[Asterisk-Users] calling card application

Jeremy Hall jeremyhall at mpccorp.com
Tue May 25 12:11:28 MST 2004


That may be the case in Australia, but at least here in the US of A, the
telco accepts what is sent.  I only have it set up to spoof on prefix 8
to call friends, but they already know that if they see their number,
odds are pretty good that it is me.  :-)

The main "legit" way that is used, is when you have DIDs for numerous
office extensions.  You have to set the Caller ID when you call out so
it shows the correct DID extension to call back on.  Or you can always
send your main switchboard number rather than the individual extension.
There are several methods that are commonly used.

As for why the telcos don't look at the incoming number list for your
account, and verify what you are sending is part of that, I don't know.
I agree with you there, it just seems to be the way it should be.  The
only exception I could see is if you have lines from several providers,
and want to send the incoming number from a different provider than your
outgoing.

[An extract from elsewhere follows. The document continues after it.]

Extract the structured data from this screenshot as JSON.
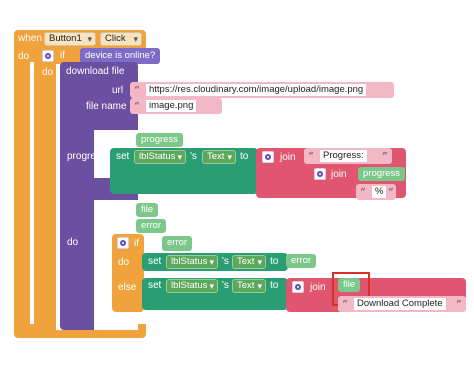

But then it seems they could evaluate that on a case by case
basis but still protect the data.  They didn't ask me though.

But regardless of what it could, and should, be, caller ID is a very
insecure authentication method as it currently stands.

Jeremy

-----Original Message-----
From: Klaus Darilion [mailto:klaus.mailinglists at pernau.at] 
Sent: Tuesday, May 25, 2004 12:21 PM
To: asterisk-users at lists.digium.com
Subject: Re: [Asterisk-Users] calling card application



Jeremy Hall wrote:
> If by authentication by mobile number you mean the caller ID received,
> that is not secure at all.  CallerID is very easy to spoof when you
have
> a digital line (certain types, of course.)  For example, when I call
out
> from my Asterisk box, if I prefix the number with 9, it sends my
correct
> CallerID information.  If I prefix the number with 8, it sends the
> number I am calling as the CID.  I can just as easily set that to show
> random numbers, or a mobile number I know will give me pre-paid
minutes
> on XYZ company's long distance account.

Is it really possible to spoof the CID? Shouldn't the PSTN provider (the

company which gave you the E1 link) verfiy that the CID you're sending 
into the PSTN is correct (i.e. is in your number range), and put in a 
correct one if it's false?

I think that's the way it should be in Austria.